Tetracycline class antibiotics may enhance the anticoagulant effect of warfarin [3, 12, 97]. There have been some reports of increased hypothrombinemic effects and bleeding in some patients on warfarin after starting doxycycline or tetracycline therapy [97]. The mechanism of this interaction is unknown [97]. It is recommended to monitor patients’ international normalized ratio (INR) or prothrombin time more frequently and adjust dosage accordingly [3, 12, 19, 93]. The use of oral tetracycline with digoxin may increase serum digoxin concentrations [3, 12, 98]. Tetracycline likely alters the gastrointestinal flora that converts digoxin to its inactive metabolites [98]. Dose spacing does not seem to decrease the interaction, but administration of intravenous digoxin is expected to bypass this interaction [98]. The use of tetracycline and penicillin together should be avoided because tetracycline may interfere with the bactericidal activity of penicillin [3, 99]. If both medications are needed, it is recommended to administer the penicillin 2 h before the administration of tetracycline [99]. The use of tetracycline may decrease the effectiveness of oral contraceptive therapy [100]. The drug interaction between oral contraceptives and antibiotics remains controversial due to limited information [101]. The recommendation to patients is to use back-up contraceptive methods during tetracycline therapy [100, 101].

12 Place of Omadacycline Therapy

Omadacycline is a novel aminomethylcycline antibiotic available in intravenous and oral dose formulations and intended for once-daily use in patients. Microbiological studies document its broad-spectrum activity against Gram-positive and Gram-negative aerobic, anaerobic, and atypical bacteria. Omadacycline displays potent in vitro activity against tetracycline-, macrolide-, β-lactam-, and vancomycin-resistant isolates as well as against Gram-positive and Gram-negative isolates with MDR phenotypes. Completed phase I, II, and III clinical trials have demonstrated the safety and tolerability of intravenous and oral omadacycline. Omadacycline is currently approved by the FDA for use in the treatment of ABSSSI and CABP in adults. Safety and efficacy results from ongoing clinical trials in patients with urinary tract infection are awaited. Unlike tigecycline and eravacycline, omadacycline has an oral formulation that allows for step-down from intravenous therapy, potentially facilitating early hospital discharge and outpatient therapy, which may reduce costs associated with hospitalization.

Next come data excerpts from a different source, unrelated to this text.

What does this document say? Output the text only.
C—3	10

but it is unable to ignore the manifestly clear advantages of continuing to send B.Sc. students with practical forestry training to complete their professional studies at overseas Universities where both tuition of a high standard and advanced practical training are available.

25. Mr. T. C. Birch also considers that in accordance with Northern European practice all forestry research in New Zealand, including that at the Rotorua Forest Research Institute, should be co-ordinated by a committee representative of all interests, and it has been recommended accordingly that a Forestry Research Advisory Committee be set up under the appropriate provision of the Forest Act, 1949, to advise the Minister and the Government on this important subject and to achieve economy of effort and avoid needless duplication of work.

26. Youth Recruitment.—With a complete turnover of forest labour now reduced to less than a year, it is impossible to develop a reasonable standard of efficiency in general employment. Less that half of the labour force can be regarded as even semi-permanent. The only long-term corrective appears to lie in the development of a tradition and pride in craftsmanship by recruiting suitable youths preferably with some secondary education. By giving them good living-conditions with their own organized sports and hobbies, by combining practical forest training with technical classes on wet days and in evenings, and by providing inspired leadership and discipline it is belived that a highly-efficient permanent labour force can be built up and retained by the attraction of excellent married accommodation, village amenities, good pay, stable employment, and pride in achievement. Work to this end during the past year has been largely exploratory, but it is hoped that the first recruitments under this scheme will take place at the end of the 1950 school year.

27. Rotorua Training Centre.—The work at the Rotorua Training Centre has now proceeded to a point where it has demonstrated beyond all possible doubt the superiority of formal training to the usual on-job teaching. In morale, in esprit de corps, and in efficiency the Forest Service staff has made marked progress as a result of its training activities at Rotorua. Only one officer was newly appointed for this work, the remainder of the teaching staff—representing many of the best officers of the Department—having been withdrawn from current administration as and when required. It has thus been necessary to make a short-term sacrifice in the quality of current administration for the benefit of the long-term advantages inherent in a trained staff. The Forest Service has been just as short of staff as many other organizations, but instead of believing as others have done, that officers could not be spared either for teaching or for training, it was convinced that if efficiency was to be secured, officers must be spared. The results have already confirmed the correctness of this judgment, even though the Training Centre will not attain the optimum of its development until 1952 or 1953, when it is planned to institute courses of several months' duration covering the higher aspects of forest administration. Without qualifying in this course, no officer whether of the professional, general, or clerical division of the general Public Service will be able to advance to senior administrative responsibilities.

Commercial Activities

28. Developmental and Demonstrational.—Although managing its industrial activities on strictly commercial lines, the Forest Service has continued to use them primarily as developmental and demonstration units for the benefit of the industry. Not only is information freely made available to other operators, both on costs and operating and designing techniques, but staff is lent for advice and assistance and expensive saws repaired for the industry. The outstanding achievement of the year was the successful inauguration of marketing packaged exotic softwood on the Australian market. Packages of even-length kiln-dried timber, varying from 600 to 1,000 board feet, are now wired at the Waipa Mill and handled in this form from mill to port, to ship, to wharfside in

However, more data are needed to fully assess the efficacy and safety profile of omadacycline. Omadacycline, which is not currently first-line for any clinical indication, will be used as part of antimicrobial stewardship programs and has a potential role in the treatment of patients with infections caused by antibiotic-resistant and MDR Gram-positive (including MRSA) and Gram-negative pathogens.